For more details see:
https://journals.sagepub.com/doi/pdf/10.1177/0306396818779864
Starmer has also threatened any Labour MP who supports an honest discussion of how the war in the Ukraine came about. In doing so, he has helped put all our lives at risk.
It is one thing to disagree with them but it is quite another to permanently remove the whip from them and thus ensure that they cannot stand for Labour again.
Starmer is an absolute disgrace.
While agreeing with all the criticism of Starmer, I have always argued that the fundamental problem is the *British electorate and the need for power-seeking politicians to appeal to the majority of those who vote. I don’t think that Corbyn’s near miss in 2017 really undermines my claim at all; May combined uselessness with complacency with equivocation.

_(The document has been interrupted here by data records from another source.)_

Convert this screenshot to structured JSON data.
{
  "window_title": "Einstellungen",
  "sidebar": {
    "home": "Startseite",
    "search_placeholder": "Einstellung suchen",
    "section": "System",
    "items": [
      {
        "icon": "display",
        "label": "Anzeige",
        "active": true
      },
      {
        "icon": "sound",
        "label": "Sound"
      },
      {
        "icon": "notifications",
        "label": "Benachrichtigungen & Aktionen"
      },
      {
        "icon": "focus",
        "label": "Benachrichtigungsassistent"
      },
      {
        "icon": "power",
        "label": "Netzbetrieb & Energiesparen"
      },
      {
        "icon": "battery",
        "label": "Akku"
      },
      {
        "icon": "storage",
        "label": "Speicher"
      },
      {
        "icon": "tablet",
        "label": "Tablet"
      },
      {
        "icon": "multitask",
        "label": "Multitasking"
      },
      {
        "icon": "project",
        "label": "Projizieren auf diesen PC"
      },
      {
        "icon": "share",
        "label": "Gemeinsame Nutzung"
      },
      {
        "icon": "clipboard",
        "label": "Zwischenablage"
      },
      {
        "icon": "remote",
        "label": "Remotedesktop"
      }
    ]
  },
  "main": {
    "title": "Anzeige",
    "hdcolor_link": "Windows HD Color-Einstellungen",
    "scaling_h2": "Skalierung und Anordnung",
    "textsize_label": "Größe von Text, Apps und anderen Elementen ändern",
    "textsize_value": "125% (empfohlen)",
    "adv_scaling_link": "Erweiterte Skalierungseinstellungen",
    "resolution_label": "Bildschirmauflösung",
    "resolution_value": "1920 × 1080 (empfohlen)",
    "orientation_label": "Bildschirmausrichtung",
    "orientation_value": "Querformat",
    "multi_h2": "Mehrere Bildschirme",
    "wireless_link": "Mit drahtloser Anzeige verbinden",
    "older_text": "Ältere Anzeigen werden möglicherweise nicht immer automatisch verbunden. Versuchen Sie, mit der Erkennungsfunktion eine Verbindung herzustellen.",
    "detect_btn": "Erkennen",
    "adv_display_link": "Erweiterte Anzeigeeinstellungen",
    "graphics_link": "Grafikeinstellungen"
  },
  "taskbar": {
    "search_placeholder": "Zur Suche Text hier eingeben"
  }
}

* I am not convinced that voting SNP in 2017 was beneficial to anyone. Government from Cardiff anyone?
HEALTH NEWS
Writing in the Telegraph
The paper of the people
Starmer tells the Masses
Reform or die. Work harder
For your Masters. Longer
Faster. I’ll reward you
With this promise. Trust
Me. I’m a doctor. Shipman
But with Brylcreem. Me
And Comrade Streeting
I am deeply grateful to George Wilmers for his link to the article by Professor Newsinger which I have just read. It left me feeling shock and shame – particularly as my Indonesian daughter-in-law was sitting beside me. It should be read by every member of the Labour Party – but particularly by members of the Parliamentary Labour Party.
Starmer must be forced to resign, along with his self serving, bought and paid for, racist, far right, ‘centrist’ cronies!
Starmer once in charge of a corrupt CPS. brightonscandal.org.uk
Tony Benn said that once the right wing of the Labour Party have expelled the Trotskyist’s they will move on to the Socialists. The Labour Party will then be a second Tory party and the voting public will have no choice but a right wing government.